You were in my dream last night. I haven't had a dream about you in a long time. It was comforting, to see your face again. Smiling. Laughing. It wasn't the same as we used to be, the complete opposite. We were still broken up. We were once in love, who became strangers, who were trying to be friends in this world again. But this friendship was different. You still held my thigh when I sat next to you. You still kissed me on my cheek. I sighed in relief. The comfort I had being next to you again. The comfort I had being in your arms. The comfort I had being yours, even for merely a moment was bliss.
We were the same people but different. Struggling to find conversation yet holding each other in any way we could. Afraid that this cruel world might separate us from each other again. Afraid that if we got too comfortable, the world we built for ourselves would crumble down around us, and we were scared. Scared of losing each other again. Scared of what doing all of this to each other might hold. Scared of committing to one another again. Scared of getting too comfortable in the little world we created around us.

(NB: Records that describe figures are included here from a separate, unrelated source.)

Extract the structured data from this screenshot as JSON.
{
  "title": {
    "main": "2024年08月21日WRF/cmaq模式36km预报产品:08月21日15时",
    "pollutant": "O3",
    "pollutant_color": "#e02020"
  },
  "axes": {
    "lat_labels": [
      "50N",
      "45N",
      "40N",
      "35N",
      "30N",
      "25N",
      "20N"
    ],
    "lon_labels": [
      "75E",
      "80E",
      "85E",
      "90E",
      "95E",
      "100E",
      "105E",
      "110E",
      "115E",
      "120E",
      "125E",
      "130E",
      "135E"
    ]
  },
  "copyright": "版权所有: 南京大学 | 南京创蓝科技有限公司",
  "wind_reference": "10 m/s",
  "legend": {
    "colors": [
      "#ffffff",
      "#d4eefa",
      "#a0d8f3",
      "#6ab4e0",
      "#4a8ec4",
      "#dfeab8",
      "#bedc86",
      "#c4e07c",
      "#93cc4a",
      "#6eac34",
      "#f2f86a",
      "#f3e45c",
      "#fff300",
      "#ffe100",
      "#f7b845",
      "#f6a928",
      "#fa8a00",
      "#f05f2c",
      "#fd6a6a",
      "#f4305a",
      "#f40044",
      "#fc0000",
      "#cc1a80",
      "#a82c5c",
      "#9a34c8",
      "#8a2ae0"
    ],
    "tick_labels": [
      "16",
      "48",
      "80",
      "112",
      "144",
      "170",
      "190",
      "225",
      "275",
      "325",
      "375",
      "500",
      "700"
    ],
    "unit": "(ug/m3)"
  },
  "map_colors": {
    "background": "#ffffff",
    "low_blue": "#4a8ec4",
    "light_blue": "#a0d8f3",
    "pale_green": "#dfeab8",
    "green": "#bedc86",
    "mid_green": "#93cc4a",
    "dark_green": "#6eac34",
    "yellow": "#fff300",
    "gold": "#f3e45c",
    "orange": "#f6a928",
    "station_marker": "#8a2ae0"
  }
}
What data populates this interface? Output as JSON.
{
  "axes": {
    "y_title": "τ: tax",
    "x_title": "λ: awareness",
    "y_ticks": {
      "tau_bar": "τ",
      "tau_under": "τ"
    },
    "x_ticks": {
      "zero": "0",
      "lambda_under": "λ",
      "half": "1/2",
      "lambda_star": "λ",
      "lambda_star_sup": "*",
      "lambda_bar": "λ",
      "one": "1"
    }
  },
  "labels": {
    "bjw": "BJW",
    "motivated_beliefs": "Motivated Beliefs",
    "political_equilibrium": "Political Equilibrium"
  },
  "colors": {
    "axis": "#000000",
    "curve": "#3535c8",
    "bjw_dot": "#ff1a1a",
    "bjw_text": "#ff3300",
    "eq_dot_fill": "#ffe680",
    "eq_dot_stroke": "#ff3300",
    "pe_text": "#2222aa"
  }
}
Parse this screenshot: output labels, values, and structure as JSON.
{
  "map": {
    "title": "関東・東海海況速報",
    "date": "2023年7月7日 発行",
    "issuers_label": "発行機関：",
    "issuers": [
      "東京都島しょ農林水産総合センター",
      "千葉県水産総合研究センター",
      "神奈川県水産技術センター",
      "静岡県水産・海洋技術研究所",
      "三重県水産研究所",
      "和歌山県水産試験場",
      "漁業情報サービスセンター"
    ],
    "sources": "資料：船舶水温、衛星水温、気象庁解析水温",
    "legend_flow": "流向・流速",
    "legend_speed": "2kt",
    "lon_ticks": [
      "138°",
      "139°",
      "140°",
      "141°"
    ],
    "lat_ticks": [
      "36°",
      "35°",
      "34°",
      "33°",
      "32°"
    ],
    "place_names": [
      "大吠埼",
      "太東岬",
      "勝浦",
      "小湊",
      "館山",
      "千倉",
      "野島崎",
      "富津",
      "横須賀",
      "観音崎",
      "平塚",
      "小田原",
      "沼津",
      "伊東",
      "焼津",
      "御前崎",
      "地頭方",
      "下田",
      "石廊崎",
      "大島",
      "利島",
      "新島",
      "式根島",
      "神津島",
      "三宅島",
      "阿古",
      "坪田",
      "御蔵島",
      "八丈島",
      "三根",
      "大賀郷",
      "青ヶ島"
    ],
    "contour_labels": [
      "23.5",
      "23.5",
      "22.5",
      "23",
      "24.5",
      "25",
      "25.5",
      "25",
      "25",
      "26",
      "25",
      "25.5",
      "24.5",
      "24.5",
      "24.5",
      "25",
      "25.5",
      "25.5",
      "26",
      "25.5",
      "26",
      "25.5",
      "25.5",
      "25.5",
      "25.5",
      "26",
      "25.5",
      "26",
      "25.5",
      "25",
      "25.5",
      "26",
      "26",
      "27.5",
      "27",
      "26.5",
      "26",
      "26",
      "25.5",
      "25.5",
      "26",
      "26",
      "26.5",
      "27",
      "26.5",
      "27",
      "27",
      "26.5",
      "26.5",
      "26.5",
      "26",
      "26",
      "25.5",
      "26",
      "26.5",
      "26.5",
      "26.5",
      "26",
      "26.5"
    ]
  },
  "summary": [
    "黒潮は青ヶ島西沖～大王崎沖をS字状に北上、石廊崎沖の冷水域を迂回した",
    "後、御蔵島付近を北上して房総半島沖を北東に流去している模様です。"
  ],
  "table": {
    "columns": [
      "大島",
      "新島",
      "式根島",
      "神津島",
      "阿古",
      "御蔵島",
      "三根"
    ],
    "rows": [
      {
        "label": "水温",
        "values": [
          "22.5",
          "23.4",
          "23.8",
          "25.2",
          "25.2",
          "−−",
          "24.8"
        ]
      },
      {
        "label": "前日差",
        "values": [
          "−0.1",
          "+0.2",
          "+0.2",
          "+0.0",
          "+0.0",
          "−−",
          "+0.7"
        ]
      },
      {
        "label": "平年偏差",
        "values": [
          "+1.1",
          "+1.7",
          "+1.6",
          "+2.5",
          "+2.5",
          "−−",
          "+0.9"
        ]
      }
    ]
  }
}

There were a lot of factors. Knowing it wasn't real pains me a little. But I can rest peacefully knowing that in those moments. In that dream. That little world we created around us was just for us. No one could touch us. No one could destroy it. Knowing in that little world I was yours and you were mine and we were happy, we were so content. We were warm. We were loved. We were at peace. Brings me the utmost joy. For that one tiny moment, it was just us.
- I hope there's a time where you read this and know it's about you and smile willingly, knowing it was just for us.